As for Olga Bykovska's voice, it also completely coincides with that on the recording published by the Ukrainian Security Service. She confirmed to Radio Svoboda that her husband was currently in Sevastopol, adding that he was being treated in hospital after being injured. After that, Bykovska interrupted the conversation and didn’t pick up the phone anymore. Neither Roman Bykovsky nor his wife responded to messages on social media. After the conversation, Bykovska deleted her Vkontakte page altogether.
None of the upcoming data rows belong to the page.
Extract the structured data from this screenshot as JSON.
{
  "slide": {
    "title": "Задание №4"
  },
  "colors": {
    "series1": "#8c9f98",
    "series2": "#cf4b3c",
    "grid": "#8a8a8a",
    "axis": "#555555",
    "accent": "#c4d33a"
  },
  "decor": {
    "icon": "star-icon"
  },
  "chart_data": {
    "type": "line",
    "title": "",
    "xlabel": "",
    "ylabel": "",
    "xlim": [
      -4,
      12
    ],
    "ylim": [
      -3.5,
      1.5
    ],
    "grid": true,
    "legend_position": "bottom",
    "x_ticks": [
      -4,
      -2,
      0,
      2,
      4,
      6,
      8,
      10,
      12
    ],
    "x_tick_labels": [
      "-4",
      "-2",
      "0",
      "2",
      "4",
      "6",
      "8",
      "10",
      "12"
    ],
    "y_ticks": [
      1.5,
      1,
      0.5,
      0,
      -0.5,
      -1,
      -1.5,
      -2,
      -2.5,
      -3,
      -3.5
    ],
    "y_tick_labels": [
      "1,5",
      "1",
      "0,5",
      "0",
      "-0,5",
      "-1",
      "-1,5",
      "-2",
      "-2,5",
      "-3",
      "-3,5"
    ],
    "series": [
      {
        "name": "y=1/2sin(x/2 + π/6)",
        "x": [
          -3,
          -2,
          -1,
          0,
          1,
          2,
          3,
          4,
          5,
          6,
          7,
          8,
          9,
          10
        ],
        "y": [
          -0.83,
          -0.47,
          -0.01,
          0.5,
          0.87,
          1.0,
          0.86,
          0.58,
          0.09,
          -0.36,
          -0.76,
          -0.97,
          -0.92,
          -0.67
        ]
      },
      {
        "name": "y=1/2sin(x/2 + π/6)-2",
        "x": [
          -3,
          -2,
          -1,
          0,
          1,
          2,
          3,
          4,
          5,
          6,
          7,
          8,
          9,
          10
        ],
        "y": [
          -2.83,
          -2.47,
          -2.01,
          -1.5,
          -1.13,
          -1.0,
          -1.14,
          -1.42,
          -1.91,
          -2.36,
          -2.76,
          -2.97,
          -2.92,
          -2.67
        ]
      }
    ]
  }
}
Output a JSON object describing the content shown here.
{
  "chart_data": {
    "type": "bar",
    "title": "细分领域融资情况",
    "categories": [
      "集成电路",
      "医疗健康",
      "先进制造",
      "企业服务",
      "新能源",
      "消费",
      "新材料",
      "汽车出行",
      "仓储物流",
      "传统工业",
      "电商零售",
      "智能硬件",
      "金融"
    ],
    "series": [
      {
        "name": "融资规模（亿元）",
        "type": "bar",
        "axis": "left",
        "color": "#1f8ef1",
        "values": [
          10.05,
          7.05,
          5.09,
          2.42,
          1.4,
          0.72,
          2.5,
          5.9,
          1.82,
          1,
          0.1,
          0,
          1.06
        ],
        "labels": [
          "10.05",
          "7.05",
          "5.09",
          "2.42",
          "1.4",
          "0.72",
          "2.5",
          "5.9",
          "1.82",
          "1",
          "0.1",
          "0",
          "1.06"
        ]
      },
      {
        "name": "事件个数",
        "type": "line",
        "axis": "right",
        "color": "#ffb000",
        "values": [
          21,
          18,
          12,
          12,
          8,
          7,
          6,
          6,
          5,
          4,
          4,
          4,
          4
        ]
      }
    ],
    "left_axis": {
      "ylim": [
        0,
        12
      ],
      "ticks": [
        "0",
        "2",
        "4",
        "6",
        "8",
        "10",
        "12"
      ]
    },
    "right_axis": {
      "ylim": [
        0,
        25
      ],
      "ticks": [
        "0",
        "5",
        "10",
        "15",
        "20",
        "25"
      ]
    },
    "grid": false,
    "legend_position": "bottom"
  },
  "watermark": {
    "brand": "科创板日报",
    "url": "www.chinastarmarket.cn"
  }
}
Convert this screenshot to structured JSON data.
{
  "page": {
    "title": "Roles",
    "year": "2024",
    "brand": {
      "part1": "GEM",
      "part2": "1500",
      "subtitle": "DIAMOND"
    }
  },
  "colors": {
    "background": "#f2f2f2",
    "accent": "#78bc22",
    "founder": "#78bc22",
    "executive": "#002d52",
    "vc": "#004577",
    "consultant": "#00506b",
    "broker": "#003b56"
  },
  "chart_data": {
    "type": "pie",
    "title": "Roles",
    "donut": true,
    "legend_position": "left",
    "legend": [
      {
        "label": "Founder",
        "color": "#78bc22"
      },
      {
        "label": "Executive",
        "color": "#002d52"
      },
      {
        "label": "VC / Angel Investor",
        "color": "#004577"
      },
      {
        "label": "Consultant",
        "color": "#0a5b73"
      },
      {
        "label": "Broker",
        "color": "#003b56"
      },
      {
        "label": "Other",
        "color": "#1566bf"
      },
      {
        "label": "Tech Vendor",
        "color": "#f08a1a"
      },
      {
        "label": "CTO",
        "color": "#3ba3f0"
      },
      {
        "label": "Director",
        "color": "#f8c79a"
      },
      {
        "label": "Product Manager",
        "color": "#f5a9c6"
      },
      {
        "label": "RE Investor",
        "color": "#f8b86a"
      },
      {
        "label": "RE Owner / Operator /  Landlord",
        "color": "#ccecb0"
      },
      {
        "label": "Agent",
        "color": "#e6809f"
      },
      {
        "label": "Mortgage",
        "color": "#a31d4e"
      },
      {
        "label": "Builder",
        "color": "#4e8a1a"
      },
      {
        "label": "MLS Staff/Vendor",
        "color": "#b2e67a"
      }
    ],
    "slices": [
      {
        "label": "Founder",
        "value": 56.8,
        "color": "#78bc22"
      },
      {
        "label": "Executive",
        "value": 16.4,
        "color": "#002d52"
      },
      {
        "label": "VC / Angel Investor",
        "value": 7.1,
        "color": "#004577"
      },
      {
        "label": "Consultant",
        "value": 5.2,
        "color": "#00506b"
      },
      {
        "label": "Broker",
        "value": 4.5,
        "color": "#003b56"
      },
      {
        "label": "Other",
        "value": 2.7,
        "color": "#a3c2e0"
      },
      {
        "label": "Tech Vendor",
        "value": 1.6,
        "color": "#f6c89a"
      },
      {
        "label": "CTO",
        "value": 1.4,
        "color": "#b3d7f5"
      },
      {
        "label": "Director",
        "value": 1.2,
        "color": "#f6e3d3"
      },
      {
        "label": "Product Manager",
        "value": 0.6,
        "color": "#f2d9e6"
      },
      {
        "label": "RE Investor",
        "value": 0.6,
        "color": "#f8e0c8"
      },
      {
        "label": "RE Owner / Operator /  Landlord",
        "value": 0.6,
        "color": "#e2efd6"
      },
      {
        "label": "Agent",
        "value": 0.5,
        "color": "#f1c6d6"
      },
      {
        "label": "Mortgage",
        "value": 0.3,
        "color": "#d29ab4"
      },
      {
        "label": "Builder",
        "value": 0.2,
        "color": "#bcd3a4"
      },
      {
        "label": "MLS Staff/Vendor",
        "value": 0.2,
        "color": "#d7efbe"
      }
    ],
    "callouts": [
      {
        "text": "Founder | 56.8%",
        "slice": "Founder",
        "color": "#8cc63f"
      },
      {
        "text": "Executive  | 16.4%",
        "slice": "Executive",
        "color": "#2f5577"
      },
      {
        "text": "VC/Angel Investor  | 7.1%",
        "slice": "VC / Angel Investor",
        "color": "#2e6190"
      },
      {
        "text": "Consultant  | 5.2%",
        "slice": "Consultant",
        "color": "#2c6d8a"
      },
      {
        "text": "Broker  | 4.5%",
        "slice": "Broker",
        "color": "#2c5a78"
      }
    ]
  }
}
As reported earlier, since the beginning of the large-scale Russian invasion of Ukraine, there has been plenty of evidence of sexual violence by the Russian military targeting Ukrainian citizens.
On March 4, Human Rights Watch released a report mentioning rape cases in Mariupol and Chernihiv region.
In April, the Commissioner for Human Rights, Liudmyla Denisova, appealed to the UN to investigate cases of sexual violence by Russian forces. According to the Ombudsperson, there is every reason to assume that cases of rape in the territories occupied by Russian troops were widespread. In particular, she reported horrific facts where about 25 girls and women, aged 14 to 24, were systematically raped by Russian soldiers in a household basement in the temporarily occupied Bucha.